DONALD Trump and Barack Obama may be polar opposites but Americans voted for them for essentially the same reason – change. The difference is that, while Obama represented change in the colour of his skin and a message of hope, Trump spells upheaval for the EU and globalisation itself.
Projects like the European Union are anathema to the Trump message of ‘America First’.
In this sense the US has arrived a little late to the party. There is a tide of nationalist populism sweeping across Europe, coming in different guises but with fundamentally the same message – Make Your Own Country Great Again.
Trump is prone to exaggeration but he wasn’t being indulgent when he described his victory as ‘Brexit plus plus plus’. It’s no coincidence that Nigel Farage of the UK Independence Party was the first foreign politician to meet the new president-elect.
Trump’s election was met with outrage and panic in Brussels. By contrast France’s anti-immigration, anti-Islam, anti-EU party, the Front National, celebrated with the message ‘Their world is crumbling…Ours is building.’
Who are ‘they’? The target is clear. Anyone involved in international projects and trade deals. Brussels bureaucrats, the jet-setting corporate class, politicians, those seeking to transform the world ‘the people’ grew up in.
Brexit and Trump’s victory lend credibility to the idea that the EU project has been a catastrophic failure; that the continent is heading in the wrong direction, that immigration, neo-liberalism, single currencies, open borders, and multiculturalism have been terrible mistakes.
Whether or not you supported Brexit, it was striking that during the campaign the pro-EU message was utterly lacking in hope and positivity. The Remain campaign was based on warnings; that it was stupid, backwards, racist, dangerous economic suicide to leave the EU.
In a world dominated by advertising that was sheer folly. People needed to hear a message of self-empowerment, strength and positivity; that things are going to get better, not for African immigrants or gay couples, but for them, and their community.
The new battle in Europe will be over who can best express that message. Will it be the anti-establishment socialism of Podemos in Spain? Or the ethnic nationalism of Alterative for Germany?
Either way the picture doesn’t look good for the EU. What Trump’s success means is that expats hoping for a ‘soft-Brexit’, or even a reversal of the referendum result, shouldn’t hold their breath.
The question is no longer ‘what kind of deal will Britain sign with Europe?’ It is ‘will the EU survive?’
The rules of the game have changed because the entire post-war consensus has broken down.
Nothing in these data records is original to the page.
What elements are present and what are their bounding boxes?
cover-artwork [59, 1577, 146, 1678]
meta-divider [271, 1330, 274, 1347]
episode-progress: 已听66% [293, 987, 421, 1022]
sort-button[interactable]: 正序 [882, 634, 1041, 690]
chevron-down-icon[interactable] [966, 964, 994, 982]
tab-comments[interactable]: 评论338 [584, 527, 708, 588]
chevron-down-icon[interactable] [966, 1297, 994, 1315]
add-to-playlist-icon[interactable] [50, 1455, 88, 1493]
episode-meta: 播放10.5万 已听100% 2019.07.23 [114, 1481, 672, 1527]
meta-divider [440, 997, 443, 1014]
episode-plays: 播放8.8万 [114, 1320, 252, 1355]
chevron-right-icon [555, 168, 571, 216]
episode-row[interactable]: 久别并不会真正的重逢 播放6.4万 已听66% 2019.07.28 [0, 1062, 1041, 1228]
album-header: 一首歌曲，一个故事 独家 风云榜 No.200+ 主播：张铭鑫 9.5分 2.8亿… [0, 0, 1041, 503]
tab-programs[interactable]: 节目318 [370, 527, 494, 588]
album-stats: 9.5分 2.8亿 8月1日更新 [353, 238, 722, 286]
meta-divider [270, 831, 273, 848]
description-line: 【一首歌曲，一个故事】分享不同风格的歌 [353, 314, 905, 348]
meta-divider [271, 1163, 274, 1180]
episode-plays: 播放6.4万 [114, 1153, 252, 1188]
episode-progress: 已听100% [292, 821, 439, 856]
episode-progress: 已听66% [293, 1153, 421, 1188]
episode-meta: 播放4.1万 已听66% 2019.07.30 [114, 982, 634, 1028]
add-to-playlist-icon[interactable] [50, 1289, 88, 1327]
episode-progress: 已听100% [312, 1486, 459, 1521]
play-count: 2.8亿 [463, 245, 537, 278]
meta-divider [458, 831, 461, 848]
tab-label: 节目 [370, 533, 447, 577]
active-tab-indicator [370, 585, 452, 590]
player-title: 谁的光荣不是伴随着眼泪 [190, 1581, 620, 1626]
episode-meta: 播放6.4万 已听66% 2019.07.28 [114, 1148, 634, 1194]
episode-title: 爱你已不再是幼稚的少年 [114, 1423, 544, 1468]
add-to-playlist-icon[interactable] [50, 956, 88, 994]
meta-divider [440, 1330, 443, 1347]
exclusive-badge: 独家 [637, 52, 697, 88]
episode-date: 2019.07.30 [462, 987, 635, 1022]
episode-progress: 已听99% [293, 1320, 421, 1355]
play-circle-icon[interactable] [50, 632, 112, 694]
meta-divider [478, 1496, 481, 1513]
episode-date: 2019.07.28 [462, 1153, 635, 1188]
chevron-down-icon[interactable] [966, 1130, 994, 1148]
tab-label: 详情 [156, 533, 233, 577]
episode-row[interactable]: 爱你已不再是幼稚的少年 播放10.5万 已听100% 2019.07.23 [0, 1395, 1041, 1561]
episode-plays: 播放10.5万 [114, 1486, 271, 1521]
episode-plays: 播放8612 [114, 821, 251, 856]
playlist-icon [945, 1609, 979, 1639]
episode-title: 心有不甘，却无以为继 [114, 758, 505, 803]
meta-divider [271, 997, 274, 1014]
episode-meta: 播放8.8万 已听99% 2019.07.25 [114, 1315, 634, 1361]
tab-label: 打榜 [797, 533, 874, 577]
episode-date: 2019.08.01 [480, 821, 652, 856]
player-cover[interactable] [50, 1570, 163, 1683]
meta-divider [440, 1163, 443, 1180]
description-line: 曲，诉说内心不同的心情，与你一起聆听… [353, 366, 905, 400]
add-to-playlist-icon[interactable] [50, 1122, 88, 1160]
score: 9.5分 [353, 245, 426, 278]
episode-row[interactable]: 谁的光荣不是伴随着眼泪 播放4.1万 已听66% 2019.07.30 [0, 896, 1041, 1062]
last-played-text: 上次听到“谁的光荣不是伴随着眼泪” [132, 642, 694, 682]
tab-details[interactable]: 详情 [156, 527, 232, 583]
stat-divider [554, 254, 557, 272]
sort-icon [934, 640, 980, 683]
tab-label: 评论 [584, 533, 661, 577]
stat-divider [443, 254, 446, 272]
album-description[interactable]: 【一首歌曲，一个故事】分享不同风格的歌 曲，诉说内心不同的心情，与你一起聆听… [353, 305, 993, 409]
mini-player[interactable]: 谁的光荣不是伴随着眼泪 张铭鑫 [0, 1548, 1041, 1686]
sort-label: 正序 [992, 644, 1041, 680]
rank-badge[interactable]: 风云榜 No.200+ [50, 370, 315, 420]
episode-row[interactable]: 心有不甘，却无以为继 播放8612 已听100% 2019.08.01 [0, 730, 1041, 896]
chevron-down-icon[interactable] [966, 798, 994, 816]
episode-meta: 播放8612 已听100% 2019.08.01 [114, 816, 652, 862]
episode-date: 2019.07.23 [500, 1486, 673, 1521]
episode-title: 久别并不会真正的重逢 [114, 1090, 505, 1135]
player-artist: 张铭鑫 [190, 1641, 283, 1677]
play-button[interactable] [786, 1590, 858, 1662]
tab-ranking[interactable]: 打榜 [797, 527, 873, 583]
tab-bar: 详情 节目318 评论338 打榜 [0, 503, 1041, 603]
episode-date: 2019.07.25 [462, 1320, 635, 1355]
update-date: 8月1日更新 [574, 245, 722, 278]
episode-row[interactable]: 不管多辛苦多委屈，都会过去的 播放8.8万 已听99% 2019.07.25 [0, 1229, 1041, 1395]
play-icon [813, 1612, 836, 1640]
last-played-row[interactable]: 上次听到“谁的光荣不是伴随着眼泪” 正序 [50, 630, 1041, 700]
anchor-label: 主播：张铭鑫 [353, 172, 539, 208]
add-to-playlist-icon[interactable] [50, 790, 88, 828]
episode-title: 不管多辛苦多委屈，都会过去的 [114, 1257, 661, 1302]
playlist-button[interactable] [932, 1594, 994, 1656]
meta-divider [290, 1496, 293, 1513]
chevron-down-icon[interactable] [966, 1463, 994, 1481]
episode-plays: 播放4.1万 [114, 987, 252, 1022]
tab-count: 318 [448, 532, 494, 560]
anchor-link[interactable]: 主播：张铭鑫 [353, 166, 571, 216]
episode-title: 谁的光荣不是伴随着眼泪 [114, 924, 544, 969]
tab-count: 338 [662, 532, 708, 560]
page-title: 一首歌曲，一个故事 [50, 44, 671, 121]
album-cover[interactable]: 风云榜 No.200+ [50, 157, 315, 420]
Instead of two dozen countries with shared values forming an ever closer union, we have powerful anti-EU movements in England, France, Germany, Hungary, Sweden, Slovakia, Austria, and Holland.
The same strain of nationalist populism has been unleashed by Putin’s Russia since the turn of the millennium, and has now seized the greatest prize of all – the White House.
That’s not to say World War III or 21st century fascism is upon us. Clearly things had to change. Perhaps we really were sleepwalking into the abyss.
But in this brave new world the old priorities no longer hold sway. In a populist climate the interests of expats are about as important as those of illegal immigrants.
Questions of cross-border health care, pension plans and tax will take a backseat as the EU and Europe is forced to confront its very identity.
EU civil servants will go into survival mode as movements across the continent actively try to cut down its infrastructure.
That will be music to the ears of millions of people who will think they are slaying the beast. But for expats it could mark the demolition of decades of essential legislation that underpins their life abroad.
Expats are at risk of becoming stateless people with no polling booth to go to, no body of law to point to for help – post-passport souls adrift in a world where identity suddenly counts more than ever.
Trump’s victory shows that nothing should be taken for granted. A grand sentiment to be sure, but a very dangerous one for the EU.